La rassegna si apre l’8 marzo 2026 con un doppio appuntamento. In scena “Vigilis”, produzione di Sardinia Maskaras e Artisti Fuori Posto, una commedia di Giovanni Paolo Salaris, e “Onora il padel”, spettacolo scritto e interpretato da Filippo Salaris e prodotto da Artisti Fuori Posto: una commedia brillante che racconta la ricerca di senso in una quotidianità che sembra aver smarrito slancio.
Il 14 marzo 2026 sarà la volta di un nuovo doppio appuntamento: “Gallagher”, produzione di Artisti Fuori Posto, un omaggio in musica e parole che prova ad andare oltre la dimensione del mito raccontando desideri, paure e fragilità di due fratelli, Noel e Liam Gallagher, investiti di enorme talento e notorietà; e “Licu e Lica”, produzione di Sardinia Maskaras e Artisti Fuori Posto, che recupera sonorità e atmosfere della tradizione sarda restituendole in chiave scenica contemporanea.

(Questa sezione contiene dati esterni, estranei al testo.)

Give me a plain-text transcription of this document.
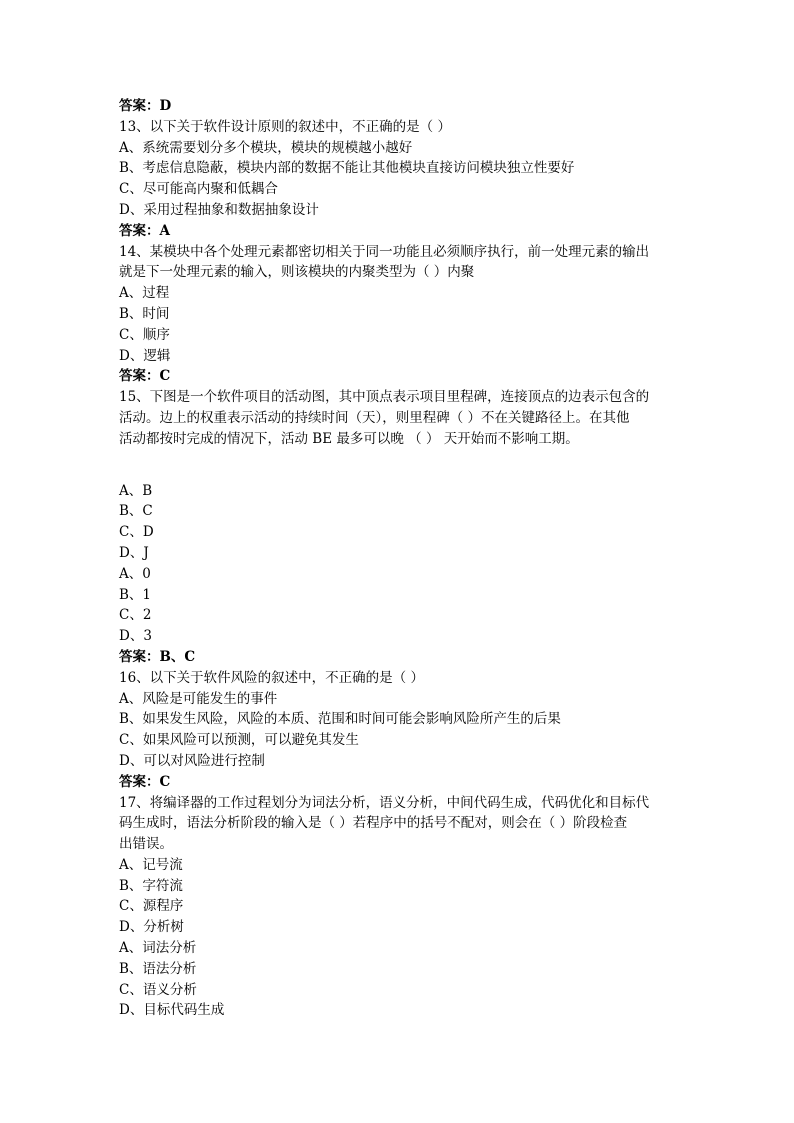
答案：D
13、以下关于软件设计原则的叙述中，不正确的是（ ）
A、系统需要划分多个模块，模块的规模越小越好
B、考虑信息隐蔽，模块内部的数据不能让其他模块直接访问模块独立性要好
C、尽可能高内聚和低耦合
D、采用过程抽象和数据抽象设计
答案：A
14、某模块中各个处理元素都密切相关于同一功能且必须顺序执行，前一处理元素的输出
就是下一处理元素的输入，则该模块的内聚类型为（ ）内聚
A、过程
B、时间
C、顺序
D、逻辑
答案：C
15、下图是一个软件项目的活动图，其中顶点表示项目里程碑，连接顶点的边表示包含的
活动。边上的权重表示活动的持续时间（天），则里程碑（ ）不在关键路径上。在其他
活动都按时完成的情况下，活动 BE 最多可以晚 （ ） 天开始而不影响工期。
A、B
B、C
C、D
D、J
A、0
B、1
C、2
D、3
答案：B、C
16、以下关于软件风险的叙述中，不正确的是（ ）
A、风险是可能发生的事件
B、如果发生风险，风险的本质、范围和时间可能会影响风险所产生的后果
C、如果风险可以预测，可以避免其发生
D、可以对风险进行控制
答案：C
17、将编译器的工作过程划分为词法分析，语义分析，中间代码生成，代码优化和目标代
码生成时，语法分析阶段的输入是（ ）若程序中的括号不配对，则会在（ ）阶段检查
出错误。
A、记号流
B、字符流
C、源程序
D、分析树
A、词法分析
B、语法分析
C、语义分析
D、目标代码生成
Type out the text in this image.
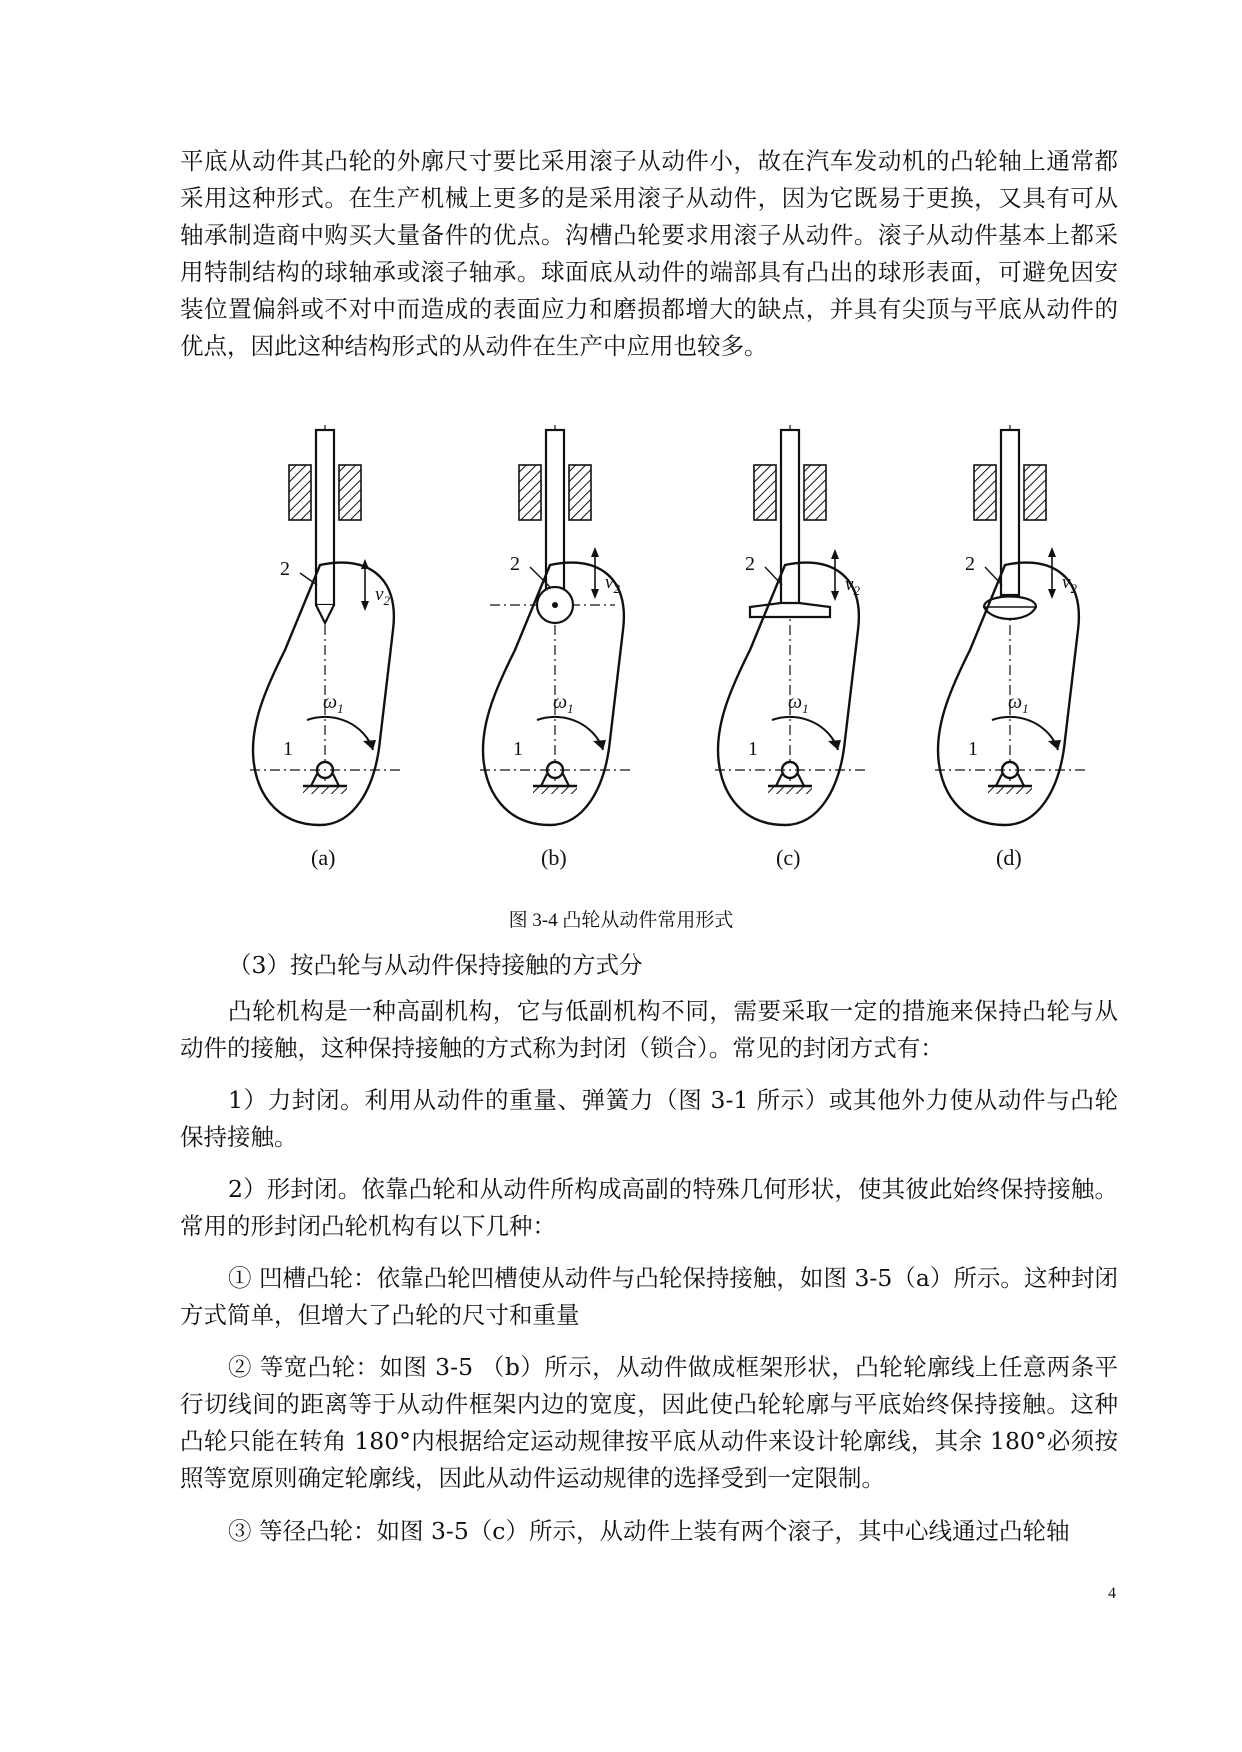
平底从动件其凸轮的外廓尺寸要比采用滚子从动件小，故在汽车发动机的凸轮轴上通常都采用这种形式。在生产机械上更多的是采用滚子从动件，因为它既易于更换，又具有可从轴承制造商中购买大量备件的优点。沟槽凸轮要求用滚子从动件。滚子从动件基本上都采用特制结构的球轴承或滚子轴承。球面底从动件的端部具有凸出的球形表面，可避免因安装位置偏斜或不对中而造成的表面应力和磨损都增大的缺点，并具有尖顶与平底从动件的优点，因此这种结构形式的从动件在生产中应用也较多。

2
$v_2$
$\omega_1$
1
(a)
2
$v_2$
$\omega_1$
1
(b)
2
$v_2$
$\omega_1$
1
(c)
2
$v_2$
$\omega_1$
1
(d)
图 3-4 凸轮从动件常用形式

（3）按凸轮与从动件保持接触的方式分

凸轮机构是一种高副机构，它与低副机构不同，需要采取一定的措施来保持凸轮与从动件的接触，这种保持接触的方式称为封闭（锁合）。常见的封闭方式有：

1）力封闭。利用从动件的重量、弹簧力（图 3-1 所示）或其他外力使从动件与凸轮保持接触。

2）形封闭。依靠凸轮和从动件所构成高副的特殊几何形状，使其彼此始终保持接触。常用的形封闭凸轮机构有以下几种：

① 凹槽凸轮：依靠凸轮凹槽使从动件与凸轮保持接触，如图 3-5（a）所示。这种封闭方式简单，但增大了凸轮的尺寸和重量

② 等宽凸轮：如图 3-5 （b）所示，从动件做成框架形状，凸轮轮廓线上任意两条平行切线间的距离等于从动件框架内边的宽度，因此使凸轮轮廓与平底始终保持接触。这种凸轮只能在转角 180°内根据给定运动规律按平底从动件来设计轮廓线，其余 180°必须按照等宽原则确定轮廓线，因此从动件运动规律的选择受到一定限制。

③ 等径凸轮：如图 3-5（c）所示，从动件上装有两个滚子，其中心线通过凸轮轴

4
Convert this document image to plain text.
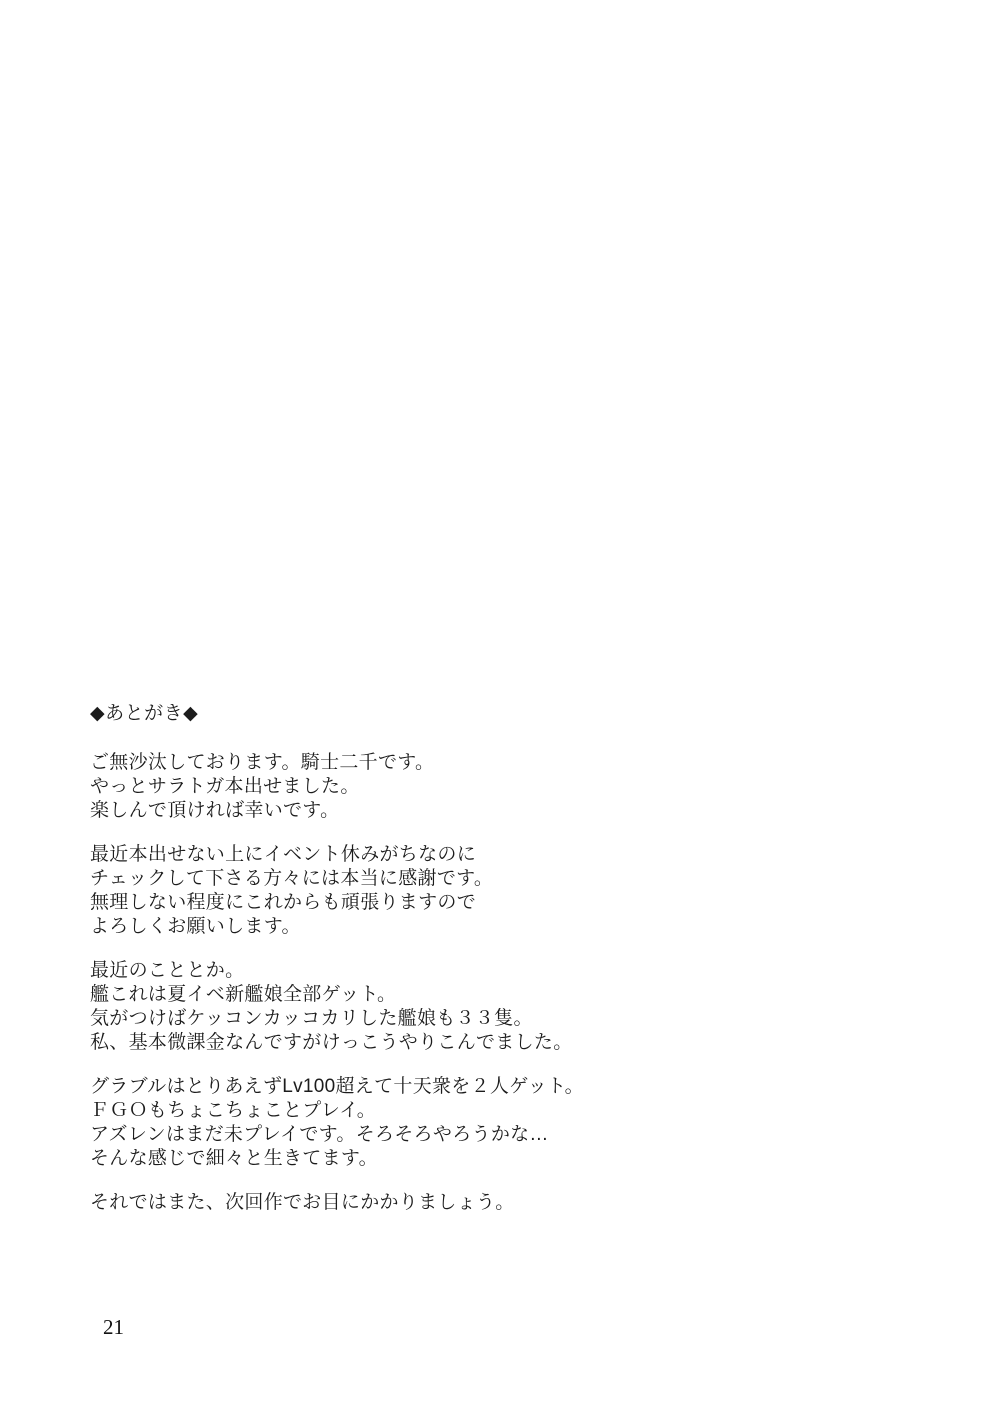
◆あとがき◆

ご無沙汰しております。騎士二千です。
やっとサラトガ本出せました。
楽しんで頂ければ幸いです。

最近本出せない上にイベント休みがちなのに
チェックして下さる方々には本当に感謝です。
無理しない程度にこれからも頑張りますので
よろしくお願いします。

最近のこととか。
艦これは夏イベ新艦娘全部ゲット。
気がつけばケッコンカッコカリした艦娘も３３隻。
私、基本微課金なんですがけっこうやりこんでました。

グラブルはとりあえずLv100超えて十天衆を２人ゲット。
ＦＧＯもちょこちょことプレイ。
アズレンはまだ未プレイです。そろそろやろうかな…
そんな感じで細々と生きてます。

それではまた、次回作でお目にかかりましょう。

21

Il 29 marzo 2026 il cartellone prosegue con “Sa noti de Santa Luxia”, ancora una collaborazione tra Sardinia Maskaras e Artisti Fuori Posto, spettacolo che mette in scena una delle notti più evocative del calendario popolare. In abbinamento “Polvere”, produzione di Artisti Fuori Posto: un monologo di e con Piero Murenu che, attraverso il meccanismo della rievocazione, dà vita a storie vere di bambini la cui esistenza è stata sconvolta dall’eroina.
Il 18 aprile 2026 chiude la rassegna un ultimo doppio appuntamento: “Il pasticcione”, commedia degli equivoci tra gag e situazioni esilaranti della compagnia Tragodia, in cui un funerale viene scambiato per un matrimonio dal tuttofare Sisinni; e “In s’annu doxi”, firmato da Sardinia Maskaras e Artisti Fuori Posto, una commedia teatrale di G.P. Salaris che intreccia lingua sarda e narrazione scenica in un affresco corale capace di parlare al presente.
Scenari Teatrali 2026 si configura così come uno spazio di incontro tra tradizione e innovazione, tra lingua sarda e italiano, tra teatro popolare e drammaturgia contemporanea. Un progetto che conferma la vitalità culturale del territorio di Terralba e la volontà delle compagnie coinvolte di costruire una proposta condivisa, accessibile e radicata nella comunità.